A Cuban resident abroad returned for a visit to Cuba this Monday, and what he found left him speechless: the Nacional Highway between Sancti Spíritus and Santa Clara, one of the country's most important logistical arteries, was practically deserted. In an hour and a half of travel, he saw only two or three vehicles on the entire horizon.
The man, identified on TikTok as @yusmani77 (CompanioniTax&Emigration), posted a testimonial video yesterday, recounting in the first person what he experienced while traveling that route. "Look, even on the horizon everything looked clear; I think there were only two or three cars on the entire road, no more than that. It's very sad what is happening," he said in the video.
What it describes is not an isolated anecdote: it is the starkest image of the fuel crisis that has paralyzed Cuba since late 2025. The National Highway is the backbone of transportation for food, goods, and people to the eastern provinces. Seeing it empty is akin to witnessing the country come to a standstill.
"The supply chain coming from Havana, which carries all the food to Santiago de Cuba, as well as all the packages and aid that people send from abroad, is practically at a standstill," warned the TikToker.
The impact on her own family is illustrated with specific numbers: her mother, who lives in Sancti Spíritus, needed 100 dollars a month to feed two people. Now she needs double that, about 200 dollars a month, just to cover basic food.
This is compounded by delays in the packages sent by the diaspora from the United States. Correos de Cuba publicly acknowledged that the diesel deficit limits international package deliveries, resulting in delays of up to four months. Medicines sent from Italy in November 2025 had still not arrived in Ciego de Ávila by March 2026. Cubamax suspended home deliveries on the island.
The collapse of transportation has structural causes.

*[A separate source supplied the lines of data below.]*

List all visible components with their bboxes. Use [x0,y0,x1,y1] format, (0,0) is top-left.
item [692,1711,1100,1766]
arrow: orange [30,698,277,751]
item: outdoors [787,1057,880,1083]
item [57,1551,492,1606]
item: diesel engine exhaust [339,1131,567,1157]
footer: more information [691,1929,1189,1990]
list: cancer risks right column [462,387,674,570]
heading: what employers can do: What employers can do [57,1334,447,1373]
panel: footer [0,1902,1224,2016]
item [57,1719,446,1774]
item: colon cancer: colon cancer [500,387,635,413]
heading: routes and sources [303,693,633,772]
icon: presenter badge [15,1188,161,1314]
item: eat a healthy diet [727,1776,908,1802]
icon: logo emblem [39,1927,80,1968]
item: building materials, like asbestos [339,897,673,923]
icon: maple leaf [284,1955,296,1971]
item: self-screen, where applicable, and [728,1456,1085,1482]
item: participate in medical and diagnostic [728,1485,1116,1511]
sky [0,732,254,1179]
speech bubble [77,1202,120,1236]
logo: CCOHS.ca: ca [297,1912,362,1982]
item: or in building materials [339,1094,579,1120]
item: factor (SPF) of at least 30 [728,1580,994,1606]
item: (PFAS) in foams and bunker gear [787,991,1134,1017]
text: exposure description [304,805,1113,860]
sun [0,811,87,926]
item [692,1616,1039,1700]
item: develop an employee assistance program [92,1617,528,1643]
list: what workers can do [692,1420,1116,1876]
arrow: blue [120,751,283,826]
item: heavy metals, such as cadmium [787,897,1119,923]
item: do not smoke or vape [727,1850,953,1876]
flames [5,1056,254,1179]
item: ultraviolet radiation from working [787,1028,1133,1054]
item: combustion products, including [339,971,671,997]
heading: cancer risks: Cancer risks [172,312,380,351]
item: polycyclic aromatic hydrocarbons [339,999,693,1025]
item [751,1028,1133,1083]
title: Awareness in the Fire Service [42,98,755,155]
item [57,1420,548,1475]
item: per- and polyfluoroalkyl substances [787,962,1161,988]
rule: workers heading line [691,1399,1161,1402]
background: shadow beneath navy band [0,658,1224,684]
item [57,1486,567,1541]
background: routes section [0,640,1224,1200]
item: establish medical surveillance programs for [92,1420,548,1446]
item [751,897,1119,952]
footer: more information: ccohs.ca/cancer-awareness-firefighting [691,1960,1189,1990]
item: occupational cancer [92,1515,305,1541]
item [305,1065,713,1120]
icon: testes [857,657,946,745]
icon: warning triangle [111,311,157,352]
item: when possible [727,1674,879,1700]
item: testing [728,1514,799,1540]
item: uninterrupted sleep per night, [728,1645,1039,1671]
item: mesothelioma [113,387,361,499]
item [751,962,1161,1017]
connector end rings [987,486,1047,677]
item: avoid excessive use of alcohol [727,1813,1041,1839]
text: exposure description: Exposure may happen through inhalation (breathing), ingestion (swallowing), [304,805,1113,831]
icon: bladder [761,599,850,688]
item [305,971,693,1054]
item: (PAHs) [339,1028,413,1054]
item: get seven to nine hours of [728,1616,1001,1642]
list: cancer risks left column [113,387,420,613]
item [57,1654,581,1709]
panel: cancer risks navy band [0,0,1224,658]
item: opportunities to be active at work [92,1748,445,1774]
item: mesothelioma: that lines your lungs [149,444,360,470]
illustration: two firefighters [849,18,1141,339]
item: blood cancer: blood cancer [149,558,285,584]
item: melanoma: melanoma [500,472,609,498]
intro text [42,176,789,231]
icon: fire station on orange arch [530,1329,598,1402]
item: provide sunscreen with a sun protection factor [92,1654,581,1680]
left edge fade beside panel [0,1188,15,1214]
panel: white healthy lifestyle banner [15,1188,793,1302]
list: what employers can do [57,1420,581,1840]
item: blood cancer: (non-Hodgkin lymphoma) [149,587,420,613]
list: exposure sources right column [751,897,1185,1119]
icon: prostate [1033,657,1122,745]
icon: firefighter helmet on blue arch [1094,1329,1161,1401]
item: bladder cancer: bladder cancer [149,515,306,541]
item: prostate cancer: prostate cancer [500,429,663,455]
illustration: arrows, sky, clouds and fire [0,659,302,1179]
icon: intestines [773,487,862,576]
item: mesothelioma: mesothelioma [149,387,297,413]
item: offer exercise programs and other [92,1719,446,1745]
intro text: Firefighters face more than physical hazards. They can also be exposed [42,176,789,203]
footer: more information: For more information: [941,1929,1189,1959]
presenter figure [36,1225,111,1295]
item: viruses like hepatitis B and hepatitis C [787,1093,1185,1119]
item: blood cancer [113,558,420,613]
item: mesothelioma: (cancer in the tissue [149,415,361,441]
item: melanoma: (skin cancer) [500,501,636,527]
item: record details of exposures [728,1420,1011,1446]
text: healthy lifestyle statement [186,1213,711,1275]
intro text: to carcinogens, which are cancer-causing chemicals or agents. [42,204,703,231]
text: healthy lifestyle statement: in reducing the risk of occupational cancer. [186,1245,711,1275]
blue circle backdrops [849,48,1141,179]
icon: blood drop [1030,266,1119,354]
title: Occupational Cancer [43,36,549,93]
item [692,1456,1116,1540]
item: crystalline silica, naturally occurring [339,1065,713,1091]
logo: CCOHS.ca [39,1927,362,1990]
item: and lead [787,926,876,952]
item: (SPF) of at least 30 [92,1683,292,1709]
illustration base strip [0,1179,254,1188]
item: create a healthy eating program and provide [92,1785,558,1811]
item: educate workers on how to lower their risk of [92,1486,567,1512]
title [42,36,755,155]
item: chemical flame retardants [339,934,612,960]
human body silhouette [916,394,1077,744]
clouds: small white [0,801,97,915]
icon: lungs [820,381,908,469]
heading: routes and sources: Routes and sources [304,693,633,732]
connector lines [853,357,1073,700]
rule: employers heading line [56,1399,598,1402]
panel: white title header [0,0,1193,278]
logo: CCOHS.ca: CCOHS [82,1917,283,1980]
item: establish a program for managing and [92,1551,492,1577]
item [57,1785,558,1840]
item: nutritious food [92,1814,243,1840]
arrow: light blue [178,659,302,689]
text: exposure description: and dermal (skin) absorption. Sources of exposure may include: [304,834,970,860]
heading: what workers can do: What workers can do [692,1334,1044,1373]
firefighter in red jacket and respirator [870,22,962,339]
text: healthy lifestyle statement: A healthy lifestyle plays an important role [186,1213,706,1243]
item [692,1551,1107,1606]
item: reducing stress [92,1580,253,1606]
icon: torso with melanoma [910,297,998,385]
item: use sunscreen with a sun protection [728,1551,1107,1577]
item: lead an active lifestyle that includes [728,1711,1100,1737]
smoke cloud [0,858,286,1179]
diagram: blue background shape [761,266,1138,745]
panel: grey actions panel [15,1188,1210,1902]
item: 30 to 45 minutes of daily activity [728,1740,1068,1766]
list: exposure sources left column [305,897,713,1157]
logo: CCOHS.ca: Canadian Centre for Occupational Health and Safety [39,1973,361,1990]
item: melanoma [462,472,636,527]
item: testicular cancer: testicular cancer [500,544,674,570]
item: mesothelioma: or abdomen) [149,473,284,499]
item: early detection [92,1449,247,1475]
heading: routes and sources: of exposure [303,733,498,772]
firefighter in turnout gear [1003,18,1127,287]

Venezuela, which supplied between 26,500 and 30,000 barrels per day to Cuba —a third of its energy needs—, ceased sending crude oil after the capture of Nicolás Maduro in January 2026. Mexico suspended its shipments on January 29 due to fears of sanctions from Washington. The result: closed gas stations, extreme rationing, and a black market where the price of gasoline reached 8 dollars per liter in the informal market, compared to an average state salary of about 4,000 to 5,000 pesos per month.
In Sancti Spíritus, since February 9, passengers have been stranded at the bus terminal unable to travel to the eastern provinces. In Ciego de Ávila, only 2 out of 14 bus routes were operational in March. The costs of interprovincial transport increased by over 75%.
The oil expert Jorge Piñón from the University of Texas warned that Cuba is approaching a "zero hour" if new supplies do not arrive in the coming weeks. On February 25, the United States authorized licenses for private sales of Venezuelan crude to Cuba, but the situation remains critical.
"Who have been the most affected in this story? It is not the government. The ones who are suffering the most, who are experiencing this type of situation the most, is the people,” concluded @yusmani77 in his video."